A minha carreira literária começou na 2ª classe, quando escrevi uma composição subordinada ao tema "Se eu fosse um animal".

Ao contrário dos meus companheiros e companheiras, que se imaginaram como cães, gatos, pardais ou borboletas, eu escrevi:

"Se eu fosse um animal era uma égua".

Já não me lembro do que escrevi a seguir e se calhar não é importante.

Sei que de certo modo, eu ter escolhido ser uma égua (e não um cão, nem um gato, nem um pássaro, nem uma borboleta) causou consternação. Afinal, nem éguas nem cavalos faziam parte do meu mundo. Nunca tinha visto um de perto. Apenas os conhecia dos desenhos animados: e tinha sido aí que a minha imaginação os tinha ido buscar.

Lembrei-me desta história ontem, enquanto corria na ecopista. É apenas a segunda corrida e nem sequer é uma corrida a sério. É mais uma corridinha.

O Inverno longo deste ano atrasou o plano de começar a correr. Ou se calhar não. Todas as coisas têm o seu tempo: e talvez que o tempo certo seja este afinal.
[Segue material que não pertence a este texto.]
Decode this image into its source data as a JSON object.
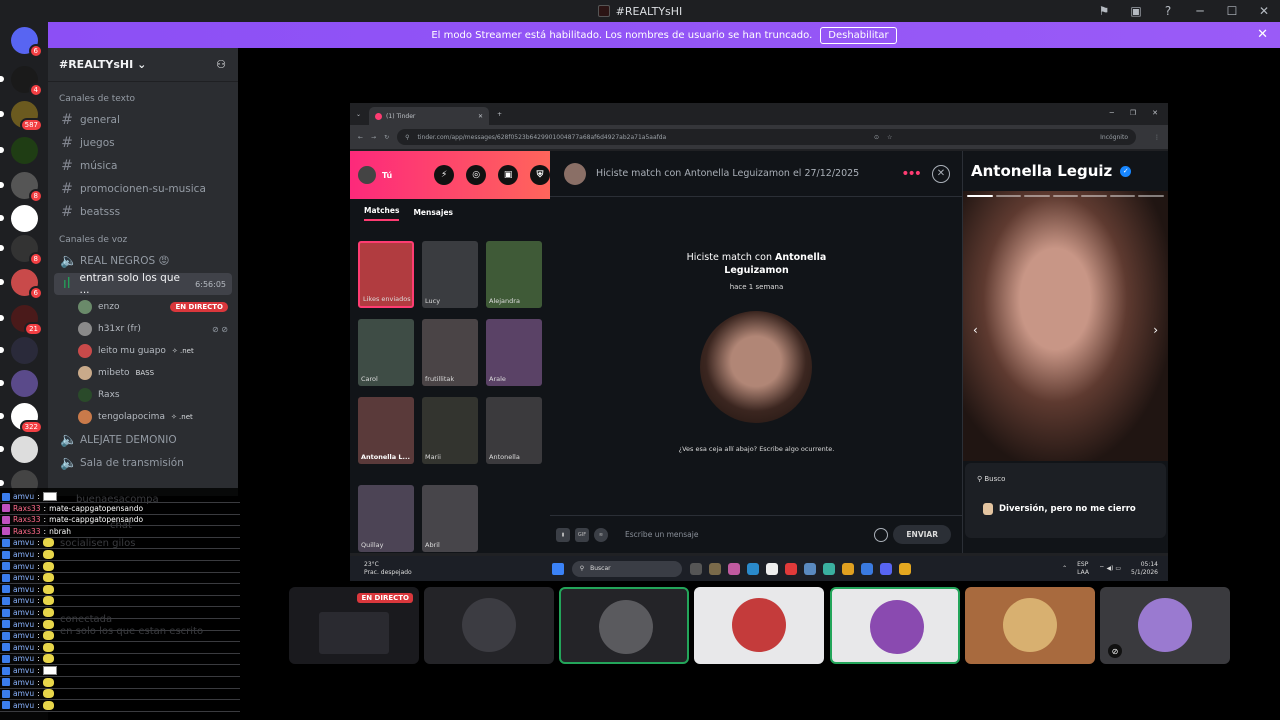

Tenho querido muitas vezes escrever sobre o modo como fazer exercício físico, de uma forma regular, tem vindo a mudar a minha vida. Quando comento isso, tenho sempre o receio de que o meu discurso soe a auto-ajuda e/ ou banha da cobra, o que me tem feito ficar calada. Porque no fundo, a consciência da mudança é uma perfeita novidade para mim e espanta-me todos os dias.

No início de 2010 pesava 84,6kg, cansava-me por tudo e por nada, vestia o 46, tinha dores excruciantes nas costas que frequentemente me deixavam paralisada, estava na ressaca de um quadro depressivo e tinha uma tese de doutoramento para escrever.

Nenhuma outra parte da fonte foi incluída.